Senior leaders and administrators at Vanderbilt are pushing for extensive unconscious bias training throughout the 2019-2020 school year. Training began at an Aug. 28 workshop for senior administrators, kicking off a year-long commitment to training faculty and staff about the dangers of unconscious bias, according to Chief Diversity Officer André Churchwell. The initial training included deans, vice chancellors and senior staff, including Interim Chancellor Susan Wente.
“It was a huge, in-depth, level-setting and awareness-raising set of exercises and discussions that set the stage of what’s coming next, which is called train-the-trainer,” Churchwell said.
The train-the-trainer program aims to equip certain members of the Vanderbilt administration with the knowledge and resources they need to hold their own unconscious bias trainings across departments and schools. In October, the Office for Equity, Diversity and Inclusion conducted a four-day training session with 16 Vanderbilt leaders, selected from the Office of the Dean of Students, faculty and Human Resources.

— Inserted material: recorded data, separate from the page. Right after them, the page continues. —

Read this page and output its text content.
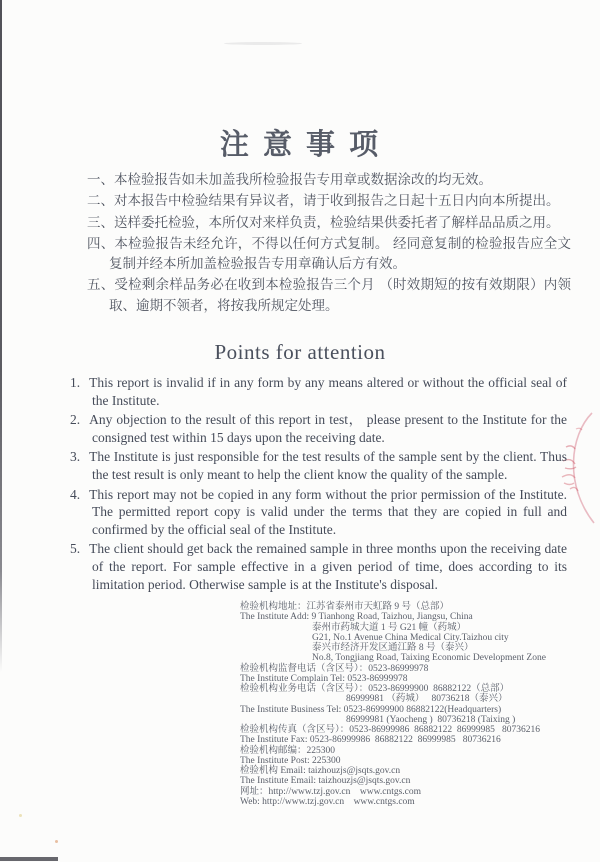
注 意 事 项
一、本检验报告如未加盖我所检验报告专用章或数据涂改的均无效。
二、对本报告中检验结果有异议者，请于收到报告之日起十五日内向本所提出。
三、送样委托检验，本所仅对来样负责，检验结果供委托者了解样品品质之用。
四、本检验报告未经允许，不得以任何方式复制。 经同意复制的检验报告应全文复制并经本所加盖检验报告专用章确认后方有效。
五、受检剩余样品务必在收到本检验报告三个月 （时效期短的按有效期限）内领取、逾期不领者，将按我所规定处理。
Points for attention
1. This report is invalid if in any form by any means altered or without the official seal of the Institute.
2. Any objection to the result of this report in test， please present to the Institute for the consigned test within 15 days upon the receiving date.
3. The Institute is just responsible for the test results of the sample sent by the client. Thus the test result is only meant to help the client know the quality of the sample.
4. This report may not be copied in any form without the prior permission of the Institute. The permitted report copy is valid under the terms that they are copied in full and confirmed by the official seal of the Institute.
5. The client should get back the remained sample in three months upon the receiving date of the report. For sample effective in a given period of time, does according to its limitation period. Otherwise sample is at the Institute's disposal.
检验机构地址：江苏省泰州市天虹路 9 号（总部）
The Institute Add: 9 Tianhong Road, Taizhou, Jiangsu, China
泰州市药城大道 1 号 G21 幢（药城）
G21, No.1 Avenue China Medical City.Taizhou city
泰兴市经济开发区通江路 8 号（泰兴）
No.8, Tongjiang Road, Taixing Economic Development Zone
检验机构监督电话（含区号）：0523-86999978
The Institute Complain Tel: 0523-86999978
检验机构业务电话（含区号）：0523-86999900  86882122（总部）
86999981 （药城）   80736218（泰兴）
The Institute Business Tel: 0523-86999900 86882122(Headquarters)
86999981 (Yaocheng )  80736218 (Taixing )
检验机构传真（含区号）：0523-86999986  86882122  86999985   80736216
The Institute Fax: 0523-86999986  86882122  86999985   80736216
检验机构邮编：225300
The Institute Post: 225300
检验机构 Email: taizhouzjs@jsqts.gov.cn
The Institute Email: taizhouzjs@jsqts.gov.cn
网址：http://www.tzj.gov.cn    www.cntgs.com
Web: http://www.tzj.gov.cn    www.cntgs.com
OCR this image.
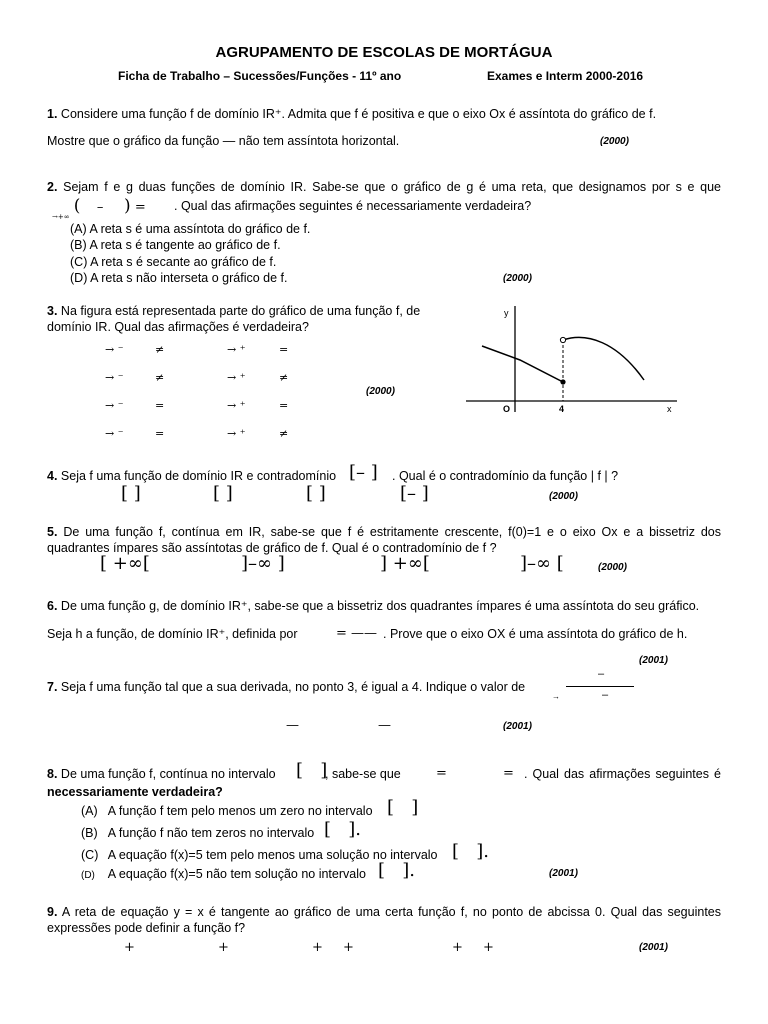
AGRUPAMENTO DE ESCOLAS DE MORTÁGUA
Ficha de Trabalho – Sucessões/Funções - 11º ano	Exames e Interm 2000-2016
1. Considere uma função f de domínio IR⁺. Admita que f é positiva e que o eixo Ox é assíntota do gráfico de f.
Mostre que o gráfico da função — não tem assíntota horizontal.	(2000)
2. Sejam f e g duas funções de domínio IR. Sabe-se que o gráfico de g é uma reta, que designamos por s e que
$_{\to+\infty}$ (    –     ) = . Qual das afirmações seguintes é necessariamente verdadeira?
(A) A reta s é uma assíntota do gráfico de f.
(B) A reta s é tangente ao gráfico de f.
(C) A reta s é secante ao gráfico de f.
(D) A reta s não interseta o gráfico de f.	(2000)
3. Na figura está representada parte do gráfico de uma função f, de
domínio IR. Qual das afirmações é verdadeira?
→ ⁻	≠	→ ⁺	=
→ ⁻	≠	→ ⁺	≠
→ ⁻	=	→ ⁺	=
→ ⁻	=	→ ⁺	≠
(2000)
y
x
O	4
4. Seja f uma função de domínio IR e contradomínio [– ] . Qual é o contradomínio da função | f | ?
[ ]	[ ]	[ ]	[– ]	(2000)
5. De uma função f, contínua em IR, sabe-se que f é estritamente crescente, f(0)=1 e o eixo Ox e a bissetriz dos
quadrantes ímpares são assíntotas de gráfico de f. Qual é o contradomínio de f ?
[ +∞[	]–∞ ]	] +∞[	]–∞ [	(2000)
6. De uma função g, de domínio IR⁺, sabe-se que a bissetriz dos quadrantes ímpares é uma assíntota do seu gráfico.
Seja h a função, de domínio IR⁺, definida por	= —— . Prove que o eixo OX é uma assíntota do gráfico de h.
(2001)
7. Seja f uma função tal que a sua derivada, no ponto 3, é igual a 4. Indique o valor de
–
–
→
—	—	(2001)
8. De uma função f, contínua no intervalo [   ]
, sabe-se que	=	= . Qual das afirmações seguintes é
necessariamente verdadeira?
(A) A função f tem pelo menos um zero no intervalo [   ]
(B) A função f não tem zeros no intervalo [   ].
(C) A equação f(x)=5 tem pelo menos uma solução no intervalo [   ].
(D) A equação f(x)=5 não tem solução no intervalo [   ].	(2001)
9. A reta de equação y = x é tangente ao gráfico de uma certa função f, no ponto de abcissa 0. Qual das seguintes
expressões pode definir a função f?
+	+	+ +	+ +	(2001)
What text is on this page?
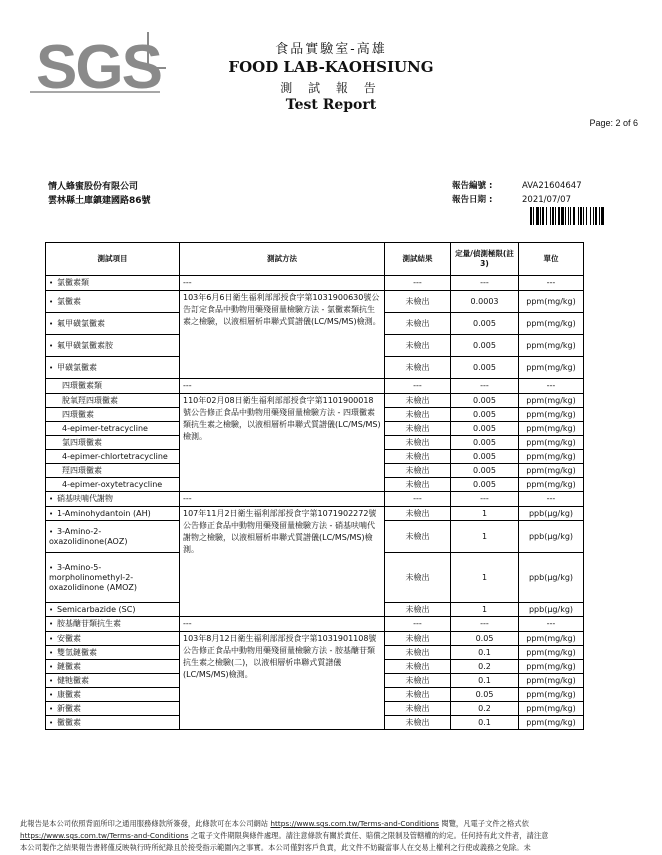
SGS	食品實驗室-高雄
FOOD LAB-KAOHSIUNG
測 試 報 告
Test Report
Page: 2 of 6
情人蜂蜜股份有限公司
雲林縣土庫鎮建國路86號
報告編號 :	AVA21604647
報告日期 :	2021/07/07
測試項目	測試方法	測試結果	定量/偵測極限(註3)	單位
• 氯黴素類	---	---	---	---
• 氯黴素	103年6月6日衛生福利部部授食字第1031900630號公告訂定食品中動物用藥殘留量檢驗方法 - 氯黴素類抗生素之檢驗，以液相層析串聯式質譜儀(LC/MS/MS)檢測。	未檢出	0.0003	ppm(mg/kg)
• 氟甲磺氯黴素		未檢出	0.005	ppm(mg/kg)
• 氟甲磺氯黴素胺		未檢出	0.005	ppm(mg/kg)
• 甲磺氯黴素		未檢出	0.005	ppm(mg/kg)
四環黴素類	---	---	---	---
脫氧羥四環黴素	110年02月08日衛生福利部部授食字第1101900018號公告修正食品中動物用藥殘留量檢驗方法 - 四環黴素類抗生素之檢驗，以液相層析串聯式質譜儀(LC/MS/MS)檢測。	未檢出	0.005	ppm(mg/kg)
四環黴素		未檢出	0.005	ppm(mg/kg)
4-epimer-tetracycline		未檢出	0.005	ppm(mg/kg)
氯四環黴素		未檢出	0.005	ppm(mg/kg)
4-epimer-chlortetracycline		未檢出	0.005	ppm(mg/kg)
羥四環黴素		未檢出	0.005	ppm(mg/kg)
4-epimer-oxytetracycline		未檢出	0.005	ppm(mg/kg)
• 硝基呋喃代謝物	---	---	---	---
• 1-Aminohydantoin (AH)	107年11月2日衛生福利部部授食字第1071902272號公告修正食品中動物用藥殘留量檢驗方法 - 硝基呋喃代謝物之檢驗，以液相層析串聯式質譜儀(LC/MS/MS)檢測。	未檢出	1	ppb(μg/kg)
• 3-Amino-2-oxazolidinone(AOZ)		未檢出	1	ppb(μg/kg)
• 3-Amino-5-morpholinomethyl-2-oxazolidinone (AMOZ)		未檢出	1	ppb(μg/kg)
• Semicarbazide (SC)		未檢出	1	ppb(μg/kg)
• 胺基醣苷類抗生素	---	---	---	---
• 安黴素	103年8月12日衛生福利部部授食字第1031901108號公告修正食品中動物用藥殘留量檢驗方法 - 胺基醣苷類抗生素之檢驗(二)，以液相層析串聯式質譜儀(LC/MS/MS)檢測。	未檢出	0.05	ppm(mg/kg)
• 雙氫鏈黴素		未檢出	0.1	ppm(mg/kg)
• 鏈黴素		未檢出	0.2	ppm(mg/kg)
• 健牠黴素		未檢出	0.1	ppm(mg/kg)
• 康黴素		未檢出	0.05	ppm(mg/kg)
• 新黴素		未檢出	0.2	ppm(mg/kg)
• 黴黴素		未檢出	0.1	ppm(mg/kg)
此報告是本公司依照背面所印之通用服務條款所簽發，此條款可在本公司網站 https://www.sgs.com.tw/Terms-and-Conditions 閱覽，凡電子文件之格式依
https://www.sgs.com.tw/Terms-and-Conditions 之電子文件期限與條件處理。請注意條款有關於責任、賠償之限制及管轄權的約定。任何持有此文件者，請注意
本公司製作之結果報告書將僅反映執行時所紀錄且於接受指示範圍內之事實。本公司僅對客戶負責，此文件不妨礙當事人在交易上權利之行使或義務之免除。未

These individuals will conduct unconscious bias training throughout the 2019-2020 school year.
“We recognize that we have a very diverse staff and student body, but we can’t deliver on the power of diversity if we aren’t inclusive,” Churchwell said. “Inclusion doesn’t occur until we have a mission to deal with our own blind spots around people who are different from us.”
Churchwell has conducted unconscious bias sessions at the Vanderbilt Medical Center for the past five years and trained 4500 staff and faculty there. In an interview with The Hustler, Churchwell discussed the process of adapting these sessions to a higher education setting.
“High-level education is still interpersonal,” Churchwell said. “You’re selecting new faculty members and students. With unconscious bias, there can be a natural impulse to give the benefit of the doubt to someone who looks like you.”
The Office for Equity, Diversity and Inclusion hopes to hold more frequent training beyond the initial August date for senior faculty and staff. According to Churchwell, deep knowledge requires repetitive training. In Nov., Vanderbilt announced a new series of implicit bias workshops for faculty, university leadership and leaders of student groups. The university plans to hold modules on hiring and evaluating faculty and students within search processes in the future.
Eva Durchholz contributed reporting for this article.